Au cœur de cet accord figurent plusieurs leviers techniques. Il s’agit notamment d’accroître la transparence des règles applicables aux investissements, d’harmoniser les normes entre États et de simplifier les procédures administratives. L’AFID prévoit également des dispositifs d’assistance technique destinés aux économies en développement, afin de renforcer leurs capacités institutionnelles.
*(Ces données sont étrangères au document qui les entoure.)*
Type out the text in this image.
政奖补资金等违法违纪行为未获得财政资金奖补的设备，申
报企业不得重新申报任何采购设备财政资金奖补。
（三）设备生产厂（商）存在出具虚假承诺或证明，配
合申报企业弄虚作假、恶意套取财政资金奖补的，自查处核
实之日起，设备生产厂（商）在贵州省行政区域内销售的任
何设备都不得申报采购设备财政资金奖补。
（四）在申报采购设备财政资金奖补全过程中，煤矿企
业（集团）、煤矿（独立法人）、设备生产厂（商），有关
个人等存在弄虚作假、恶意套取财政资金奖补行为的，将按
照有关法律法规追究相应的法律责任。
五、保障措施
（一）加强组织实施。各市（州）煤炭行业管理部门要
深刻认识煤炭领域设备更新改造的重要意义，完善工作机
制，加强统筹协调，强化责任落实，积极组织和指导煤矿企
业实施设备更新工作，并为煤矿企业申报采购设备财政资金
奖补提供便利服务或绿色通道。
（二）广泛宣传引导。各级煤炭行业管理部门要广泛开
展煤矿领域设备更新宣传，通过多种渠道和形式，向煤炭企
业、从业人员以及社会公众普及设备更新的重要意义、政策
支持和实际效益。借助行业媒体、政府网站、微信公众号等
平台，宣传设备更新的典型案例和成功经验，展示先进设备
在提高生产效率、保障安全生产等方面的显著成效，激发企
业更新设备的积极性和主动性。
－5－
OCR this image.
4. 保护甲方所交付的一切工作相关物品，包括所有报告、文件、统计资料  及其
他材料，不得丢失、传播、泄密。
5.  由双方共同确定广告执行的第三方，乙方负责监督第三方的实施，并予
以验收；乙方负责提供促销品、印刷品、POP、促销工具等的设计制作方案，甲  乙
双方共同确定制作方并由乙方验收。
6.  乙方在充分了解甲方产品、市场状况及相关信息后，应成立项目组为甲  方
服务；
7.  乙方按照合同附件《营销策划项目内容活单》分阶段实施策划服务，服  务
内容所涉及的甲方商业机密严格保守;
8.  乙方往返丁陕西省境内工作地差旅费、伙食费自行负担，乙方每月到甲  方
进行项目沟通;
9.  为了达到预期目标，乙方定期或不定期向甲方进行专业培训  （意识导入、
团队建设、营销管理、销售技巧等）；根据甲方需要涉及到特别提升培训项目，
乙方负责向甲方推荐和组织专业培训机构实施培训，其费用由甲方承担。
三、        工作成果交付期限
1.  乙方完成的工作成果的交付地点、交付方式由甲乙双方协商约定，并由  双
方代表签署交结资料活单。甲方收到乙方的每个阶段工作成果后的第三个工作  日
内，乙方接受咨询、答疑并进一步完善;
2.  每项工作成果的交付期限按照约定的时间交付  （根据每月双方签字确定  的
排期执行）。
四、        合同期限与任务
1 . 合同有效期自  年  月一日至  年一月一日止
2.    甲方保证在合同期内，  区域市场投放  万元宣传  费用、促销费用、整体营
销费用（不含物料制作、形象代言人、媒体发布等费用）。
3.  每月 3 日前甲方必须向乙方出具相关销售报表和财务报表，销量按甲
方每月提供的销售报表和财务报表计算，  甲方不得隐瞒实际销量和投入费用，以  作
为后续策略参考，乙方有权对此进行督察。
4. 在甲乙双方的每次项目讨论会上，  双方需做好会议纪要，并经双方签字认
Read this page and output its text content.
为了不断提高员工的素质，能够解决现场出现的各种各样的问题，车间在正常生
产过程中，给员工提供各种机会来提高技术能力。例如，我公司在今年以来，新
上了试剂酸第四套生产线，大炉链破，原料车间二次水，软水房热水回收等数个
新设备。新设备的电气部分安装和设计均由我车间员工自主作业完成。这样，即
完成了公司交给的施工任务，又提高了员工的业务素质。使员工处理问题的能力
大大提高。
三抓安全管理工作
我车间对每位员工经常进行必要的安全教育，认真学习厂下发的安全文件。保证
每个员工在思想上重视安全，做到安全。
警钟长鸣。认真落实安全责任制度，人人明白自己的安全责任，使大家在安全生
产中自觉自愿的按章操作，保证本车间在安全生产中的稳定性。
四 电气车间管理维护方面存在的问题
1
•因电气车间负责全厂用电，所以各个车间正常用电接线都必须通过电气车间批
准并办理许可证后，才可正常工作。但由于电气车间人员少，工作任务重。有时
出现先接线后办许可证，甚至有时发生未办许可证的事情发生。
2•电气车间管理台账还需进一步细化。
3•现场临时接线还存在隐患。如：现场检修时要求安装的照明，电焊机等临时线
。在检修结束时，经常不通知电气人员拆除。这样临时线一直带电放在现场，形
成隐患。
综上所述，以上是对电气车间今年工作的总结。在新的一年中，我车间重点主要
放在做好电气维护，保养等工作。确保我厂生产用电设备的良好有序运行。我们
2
Pour les autorités congolaises, cet instrument peut servir de cadre pour accélérer les réformes en cours. L’amélioration de la lisibilité réglementaire et la réduction des délais administratifs sont identifiées comme des conditions nécessaires pour attirer davantage d’investissements directs étrangers.
Cette démarche s’inscrit dans une stratégie plus large portée par le gouvernement, visant à structurer l’économie autour de filières à forte valeur ajoutée. L’ambition est double : répondre à la demande intérieure et renforcer la présence de la RDC sur les marchés régionaux et internationaux.
Dans cette configuration, les investissements étrangers apparaissent comme un levier clé pour financer le développement de secteurs prioritaires, notamment l’agriculture, l’industrie, les mines et les services.
Le ministre a toutefois insisté sur un point central : l’efficacité de cet accord dépendra de sa mise en œuvre concrète. Cela suppose la poursuite de réformes structurelles, en particulier dans les domaines de la transparence, de la lutte contre la corruption et de la modernisation de l’administration publique.
Au-delà du cadre juridique, l’enjeu reste opérationnel. La capacité de la RDC à transformer cet accord en flux d’investissements réels dépendra de la cohérence entre les engagements internationaux et les pratiques internes.